Today’s figures from the ONS confirm that GDP fell by 0.3% in the fourth quarter of 2012. Whilst the upward revision is obviously good news, there is no disguising the fact that these are disastrous figures.
Today’s figures from the Office for National Statistics (ONS) confirm that GDP fell by 0.3% in the fourth quarter of 2012. However small upward revisions to Q1 and Q3 have raised overall growth in 2012 from 0.0% to a modest 0.3%.
Whilst the upward revision is obviously good news, there is no disguising the fact that these are disastrous figures.
The detailed breakdown of the components of growth is especially concerning.

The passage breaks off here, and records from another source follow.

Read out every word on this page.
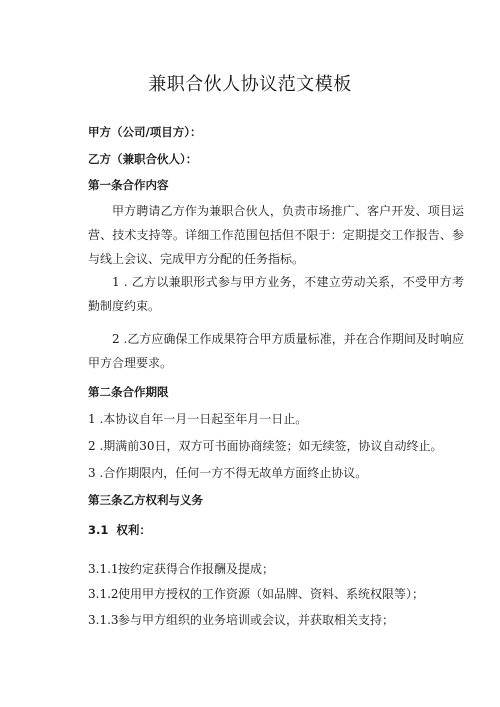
兼职合伙人协议范文模板
甲方（公司/项目方）：
乙方（兼职合伙人）：
第一条合作内容
甲方聘请乙方作为兼职合伙人，负责市场推广、客户开发、项目运营、技术支持等。详细工作范围包括但不限于：定期提交工作报告、参与线上会议、完成甲方分配的任务指标。
1 . 乙方以兼职形式参与甲方业务，不建立劳动关系，不受甲方考勤制度约束。
2 .乙方应确保工作成果符合甲方质量标准，并在合作期间及时响应甲方合理要求。
第二条合作期限
1 .本协议自年一月一日起至年月一日止。
2 .期满前30日，双方可书面协商续签；如无续签，协议自动终止。
3 .合作期限内，任何一方不得无故单方面终止协议。
第三条乙方权利与义务
3.1 权利：
3.1.1按约定获得合作报酬及提成；
3.1.2使用甲方授权的工作资源（如品牌、资料、系统权限等）；
3.1.3参与甲方组织的业务培训或会议，并获取相关支持；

Household consumption was weak in the fourth quarter, investment spending fell and the net trade gap widened further.
It is instructive to look back at the OBR’s original estimates (from June 2010 at the time of the Chancellor’s first budget) for 2012. 2012 was supposed to be a year of booming recovery with growth of 2.8% – some nine times faster than what we actually got.

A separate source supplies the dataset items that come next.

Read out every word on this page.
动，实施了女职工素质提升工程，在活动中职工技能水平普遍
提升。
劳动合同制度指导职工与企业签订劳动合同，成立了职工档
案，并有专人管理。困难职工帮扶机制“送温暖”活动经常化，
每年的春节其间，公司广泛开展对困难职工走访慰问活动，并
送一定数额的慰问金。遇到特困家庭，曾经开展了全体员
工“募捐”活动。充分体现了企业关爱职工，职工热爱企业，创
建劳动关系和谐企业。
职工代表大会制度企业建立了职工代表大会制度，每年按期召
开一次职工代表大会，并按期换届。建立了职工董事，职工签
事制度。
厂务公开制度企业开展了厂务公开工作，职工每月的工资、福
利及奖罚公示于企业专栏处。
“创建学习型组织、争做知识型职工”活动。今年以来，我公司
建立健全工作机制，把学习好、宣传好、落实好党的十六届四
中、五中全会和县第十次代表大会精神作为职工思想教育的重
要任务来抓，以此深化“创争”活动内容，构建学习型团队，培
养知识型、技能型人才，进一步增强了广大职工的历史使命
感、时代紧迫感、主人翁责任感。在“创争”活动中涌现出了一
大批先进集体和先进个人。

Business investment was meant to zoom ahead by 10.0%, whilst in reality was stagnant with growth of just 0.4%.
Partially these large misses to the OBR forecasts can be explained by a global commodity price shock in 2011 and partially by the impact of the Eurozone crisis; but a major part of the miss can only be explained by the OBR getting its estimates of the fiscal multipliers very wrong indeed.

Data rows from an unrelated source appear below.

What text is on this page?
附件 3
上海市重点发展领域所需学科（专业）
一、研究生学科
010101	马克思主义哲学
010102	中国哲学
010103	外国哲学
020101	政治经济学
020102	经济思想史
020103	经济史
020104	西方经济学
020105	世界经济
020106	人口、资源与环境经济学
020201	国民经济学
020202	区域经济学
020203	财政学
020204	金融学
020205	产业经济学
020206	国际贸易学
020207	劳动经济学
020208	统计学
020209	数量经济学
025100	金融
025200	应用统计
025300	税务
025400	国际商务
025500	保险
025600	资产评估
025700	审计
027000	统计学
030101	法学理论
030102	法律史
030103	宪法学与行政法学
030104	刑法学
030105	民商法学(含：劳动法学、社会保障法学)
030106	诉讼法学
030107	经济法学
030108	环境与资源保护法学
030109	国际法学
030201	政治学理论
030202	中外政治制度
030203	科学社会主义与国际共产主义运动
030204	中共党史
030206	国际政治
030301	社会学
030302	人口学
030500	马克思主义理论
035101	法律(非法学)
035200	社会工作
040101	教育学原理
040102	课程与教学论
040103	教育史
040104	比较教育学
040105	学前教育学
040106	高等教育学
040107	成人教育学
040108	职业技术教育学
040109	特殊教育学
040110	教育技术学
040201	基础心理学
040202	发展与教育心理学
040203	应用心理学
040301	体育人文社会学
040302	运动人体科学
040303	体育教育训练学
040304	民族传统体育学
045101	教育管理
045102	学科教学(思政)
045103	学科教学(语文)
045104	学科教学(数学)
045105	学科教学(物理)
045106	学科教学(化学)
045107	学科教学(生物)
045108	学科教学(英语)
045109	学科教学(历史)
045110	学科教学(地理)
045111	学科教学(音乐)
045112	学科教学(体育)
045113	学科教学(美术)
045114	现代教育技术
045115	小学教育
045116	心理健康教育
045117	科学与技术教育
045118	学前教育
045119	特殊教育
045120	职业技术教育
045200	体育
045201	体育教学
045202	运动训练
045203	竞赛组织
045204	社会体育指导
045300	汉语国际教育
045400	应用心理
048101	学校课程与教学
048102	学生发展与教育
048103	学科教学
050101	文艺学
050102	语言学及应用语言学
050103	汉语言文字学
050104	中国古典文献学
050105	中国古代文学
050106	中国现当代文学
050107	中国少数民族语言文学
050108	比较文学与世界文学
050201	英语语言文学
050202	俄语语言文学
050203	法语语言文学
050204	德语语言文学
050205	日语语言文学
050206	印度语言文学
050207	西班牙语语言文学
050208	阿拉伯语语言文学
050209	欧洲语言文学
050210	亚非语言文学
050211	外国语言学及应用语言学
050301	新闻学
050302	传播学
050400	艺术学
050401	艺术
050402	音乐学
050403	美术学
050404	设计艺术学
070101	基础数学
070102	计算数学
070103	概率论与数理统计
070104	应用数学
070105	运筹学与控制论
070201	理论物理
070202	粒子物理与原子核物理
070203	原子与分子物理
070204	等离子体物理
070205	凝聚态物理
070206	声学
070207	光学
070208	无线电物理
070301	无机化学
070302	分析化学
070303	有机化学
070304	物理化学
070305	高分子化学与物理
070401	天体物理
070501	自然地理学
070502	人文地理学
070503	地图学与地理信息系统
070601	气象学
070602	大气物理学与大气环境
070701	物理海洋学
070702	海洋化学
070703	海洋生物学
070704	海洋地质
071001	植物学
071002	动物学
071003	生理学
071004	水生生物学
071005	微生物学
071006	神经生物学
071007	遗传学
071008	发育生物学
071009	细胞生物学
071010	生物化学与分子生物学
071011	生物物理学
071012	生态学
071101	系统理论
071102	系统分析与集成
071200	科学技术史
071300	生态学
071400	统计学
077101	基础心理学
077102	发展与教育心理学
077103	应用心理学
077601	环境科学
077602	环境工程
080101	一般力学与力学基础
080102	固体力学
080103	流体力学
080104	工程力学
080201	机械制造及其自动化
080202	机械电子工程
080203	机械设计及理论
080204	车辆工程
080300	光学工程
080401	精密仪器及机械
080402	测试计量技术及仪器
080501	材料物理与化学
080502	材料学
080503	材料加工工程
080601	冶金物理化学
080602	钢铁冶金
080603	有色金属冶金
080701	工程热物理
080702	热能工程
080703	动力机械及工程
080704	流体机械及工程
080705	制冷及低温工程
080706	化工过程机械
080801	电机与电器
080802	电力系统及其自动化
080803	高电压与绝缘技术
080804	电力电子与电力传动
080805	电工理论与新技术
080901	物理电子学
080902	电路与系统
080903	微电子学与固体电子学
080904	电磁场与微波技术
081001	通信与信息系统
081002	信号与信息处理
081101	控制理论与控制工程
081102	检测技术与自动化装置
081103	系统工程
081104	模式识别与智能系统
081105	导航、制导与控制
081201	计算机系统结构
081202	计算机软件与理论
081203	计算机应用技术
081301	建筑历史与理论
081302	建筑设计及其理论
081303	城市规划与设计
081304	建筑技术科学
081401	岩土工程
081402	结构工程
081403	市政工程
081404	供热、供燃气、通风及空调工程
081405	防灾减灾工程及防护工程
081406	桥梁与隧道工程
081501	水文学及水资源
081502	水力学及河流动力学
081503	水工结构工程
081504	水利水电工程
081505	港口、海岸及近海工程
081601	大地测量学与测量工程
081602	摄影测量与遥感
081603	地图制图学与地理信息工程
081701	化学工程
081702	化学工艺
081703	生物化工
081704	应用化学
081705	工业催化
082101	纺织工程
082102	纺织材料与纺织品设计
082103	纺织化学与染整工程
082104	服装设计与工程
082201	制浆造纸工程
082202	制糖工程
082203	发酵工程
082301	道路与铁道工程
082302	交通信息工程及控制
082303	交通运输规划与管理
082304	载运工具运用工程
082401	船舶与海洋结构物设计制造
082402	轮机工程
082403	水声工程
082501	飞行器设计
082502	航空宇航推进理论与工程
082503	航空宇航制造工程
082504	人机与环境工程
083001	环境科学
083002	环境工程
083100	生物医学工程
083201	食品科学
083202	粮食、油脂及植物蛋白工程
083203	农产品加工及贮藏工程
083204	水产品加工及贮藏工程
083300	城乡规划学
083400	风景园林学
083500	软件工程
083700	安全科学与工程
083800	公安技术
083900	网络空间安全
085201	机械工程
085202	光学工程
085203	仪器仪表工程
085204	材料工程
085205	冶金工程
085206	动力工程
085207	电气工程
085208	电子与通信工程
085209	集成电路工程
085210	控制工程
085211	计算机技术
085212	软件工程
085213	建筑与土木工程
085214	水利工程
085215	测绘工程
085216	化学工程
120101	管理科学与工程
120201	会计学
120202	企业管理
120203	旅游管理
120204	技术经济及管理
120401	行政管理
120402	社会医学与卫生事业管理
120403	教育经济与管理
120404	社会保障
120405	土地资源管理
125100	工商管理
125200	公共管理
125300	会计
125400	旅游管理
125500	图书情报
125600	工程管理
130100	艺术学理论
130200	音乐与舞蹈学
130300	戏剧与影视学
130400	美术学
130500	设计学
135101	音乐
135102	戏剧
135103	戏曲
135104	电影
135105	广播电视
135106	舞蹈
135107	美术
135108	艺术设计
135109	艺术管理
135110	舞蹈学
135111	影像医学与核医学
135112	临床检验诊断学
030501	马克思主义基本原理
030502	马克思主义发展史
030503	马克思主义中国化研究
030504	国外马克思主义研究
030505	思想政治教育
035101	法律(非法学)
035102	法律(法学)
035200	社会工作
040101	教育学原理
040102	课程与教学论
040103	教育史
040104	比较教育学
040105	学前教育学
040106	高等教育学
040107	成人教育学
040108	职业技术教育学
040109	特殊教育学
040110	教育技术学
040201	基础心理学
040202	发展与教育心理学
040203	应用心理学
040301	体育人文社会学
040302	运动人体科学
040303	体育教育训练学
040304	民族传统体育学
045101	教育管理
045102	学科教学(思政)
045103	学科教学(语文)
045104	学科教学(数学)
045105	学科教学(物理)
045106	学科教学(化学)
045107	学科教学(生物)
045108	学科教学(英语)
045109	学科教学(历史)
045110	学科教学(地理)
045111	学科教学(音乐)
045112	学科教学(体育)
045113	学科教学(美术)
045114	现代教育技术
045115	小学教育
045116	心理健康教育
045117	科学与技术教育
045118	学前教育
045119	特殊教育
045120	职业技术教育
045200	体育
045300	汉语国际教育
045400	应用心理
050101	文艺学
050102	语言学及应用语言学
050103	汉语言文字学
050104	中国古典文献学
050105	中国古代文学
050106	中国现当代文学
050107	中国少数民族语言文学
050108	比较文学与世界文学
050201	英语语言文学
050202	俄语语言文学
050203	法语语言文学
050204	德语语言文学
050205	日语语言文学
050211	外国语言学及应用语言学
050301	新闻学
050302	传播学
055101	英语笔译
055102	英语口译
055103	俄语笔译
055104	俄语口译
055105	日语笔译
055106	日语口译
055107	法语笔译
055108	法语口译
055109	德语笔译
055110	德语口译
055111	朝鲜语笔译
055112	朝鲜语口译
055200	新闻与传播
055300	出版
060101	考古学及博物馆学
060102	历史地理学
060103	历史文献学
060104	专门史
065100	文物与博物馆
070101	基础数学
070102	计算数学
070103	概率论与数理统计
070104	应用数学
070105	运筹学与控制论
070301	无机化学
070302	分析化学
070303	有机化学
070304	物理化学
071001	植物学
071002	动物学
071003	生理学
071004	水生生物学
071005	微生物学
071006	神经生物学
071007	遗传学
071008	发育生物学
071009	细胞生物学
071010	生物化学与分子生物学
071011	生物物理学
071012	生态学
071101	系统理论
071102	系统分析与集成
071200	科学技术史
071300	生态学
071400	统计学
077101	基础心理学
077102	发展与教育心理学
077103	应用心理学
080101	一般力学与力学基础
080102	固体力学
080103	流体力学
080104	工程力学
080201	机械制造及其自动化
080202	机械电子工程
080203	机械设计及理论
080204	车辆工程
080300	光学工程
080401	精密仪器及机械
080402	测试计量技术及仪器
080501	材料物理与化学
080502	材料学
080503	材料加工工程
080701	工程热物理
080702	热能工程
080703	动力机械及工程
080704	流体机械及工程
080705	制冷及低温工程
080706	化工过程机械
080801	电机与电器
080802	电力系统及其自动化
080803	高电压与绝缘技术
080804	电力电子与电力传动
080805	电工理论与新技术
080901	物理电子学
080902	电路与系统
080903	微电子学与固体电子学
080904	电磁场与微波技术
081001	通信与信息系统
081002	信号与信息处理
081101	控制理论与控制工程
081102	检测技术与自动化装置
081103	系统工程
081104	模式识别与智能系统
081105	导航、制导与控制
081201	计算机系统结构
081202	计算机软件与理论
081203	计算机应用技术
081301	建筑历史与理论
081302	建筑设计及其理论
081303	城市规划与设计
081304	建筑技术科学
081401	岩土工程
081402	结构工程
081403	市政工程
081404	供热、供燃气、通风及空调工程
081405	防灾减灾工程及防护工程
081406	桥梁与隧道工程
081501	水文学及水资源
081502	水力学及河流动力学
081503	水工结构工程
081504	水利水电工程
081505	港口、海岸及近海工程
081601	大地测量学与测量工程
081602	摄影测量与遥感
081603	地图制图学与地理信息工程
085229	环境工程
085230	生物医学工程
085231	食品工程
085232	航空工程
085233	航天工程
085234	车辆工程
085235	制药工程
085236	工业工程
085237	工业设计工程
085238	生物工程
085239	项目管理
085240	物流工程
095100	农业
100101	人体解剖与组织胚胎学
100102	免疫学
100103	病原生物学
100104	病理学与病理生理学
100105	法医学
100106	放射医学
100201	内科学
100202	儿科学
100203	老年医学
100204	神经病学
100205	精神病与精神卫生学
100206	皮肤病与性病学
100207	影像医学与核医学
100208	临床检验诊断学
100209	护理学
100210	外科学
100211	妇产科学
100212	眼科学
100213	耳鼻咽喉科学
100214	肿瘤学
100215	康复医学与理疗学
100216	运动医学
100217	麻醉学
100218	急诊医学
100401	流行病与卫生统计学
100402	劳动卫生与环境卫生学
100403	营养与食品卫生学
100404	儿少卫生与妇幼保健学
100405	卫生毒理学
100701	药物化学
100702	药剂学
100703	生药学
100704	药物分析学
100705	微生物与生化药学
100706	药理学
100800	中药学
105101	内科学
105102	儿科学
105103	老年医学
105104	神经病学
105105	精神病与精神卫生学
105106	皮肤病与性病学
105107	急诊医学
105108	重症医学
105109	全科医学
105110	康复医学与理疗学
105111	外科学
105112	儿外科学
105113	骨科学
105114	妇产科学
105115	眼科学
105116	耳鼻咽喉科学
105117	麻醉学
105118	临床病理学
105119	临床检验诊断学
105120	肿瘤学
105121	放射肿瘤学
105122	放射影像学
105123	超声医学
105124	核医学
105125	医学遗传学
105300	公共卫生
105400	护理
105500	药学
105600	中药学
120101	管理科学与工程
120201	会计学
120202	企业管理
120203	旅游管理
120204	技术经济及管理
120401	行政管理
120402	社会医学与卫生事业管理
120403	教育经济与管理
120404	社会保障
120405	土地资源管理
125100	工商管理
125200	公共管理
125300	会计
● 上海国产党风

And yet despite the huge shortfall in expected growth the government is sticking to fiscal plans premised on a booming recovery.
The prospects for a strong recovery now loom bleak – as the squeeze in living standards is holding back consumption growth, the Eurocrisis is hitting exports, business remains loath to invest in such an environment and the government itself is taking demand out of the economy.
Three years ago George Osborne made a major speech setting out his ‘new economic model’. He set out what he called “benchmarks against which we can be held accountable”. The key benchmarks being the retention of the AAA rating and growth based on rising investment and exports.
The results of the grand austerity experiment can now be judged – a stagnant economy, a lost credit rating, no real rebalancing, a large fall in living standards and fiscal targets that have been missed.
4 Responses to “There is no disguising the fact: these are disastrous figures for the chancellor”
LB
What austerity?
Pure lies.
Spending is up. Year on year its up. There are no cuts in spending.
What the cause?
Tax rises. 35% more tax taken from people, rich and poor. Tax after tax after tax.
End result, the public is having their spending cut, whilst the state carries on with their spending splurge.
Reverse that, and we will get some growth, but not enough to get out of the mess.
5,300 bn of pensions debts hidden off the books. Why? They won’t pay because they can’t pay.
Ash
Now that we have the benefit of hindsight, and have a better idea what the multipliers really are, is it possible to work out where we’d be now if we’d followed a different course? If we’d followed the Darling Plan, for instance, would we have avoided the double-dip? Would the deficit now be falling rather than rising? How about if we’d made no cuts and no tax rises – how much would the deficit have fallen through growth alone? It’d be fascinating to see some figures here.
Newsbot9
I’d like to see some projections, yes.
It’s almost certain that not raising VAT would have made a huge difference alone.
Newsbot9
You refuse to pay because it might affect your corperate welfare.
Of course you want to cut your tax, rich man, and socialise your costs as you move your cash offshore. Gotta keep raising that poverty premium, as you keep rolling in pork-barrel projects while your flunkies steal food.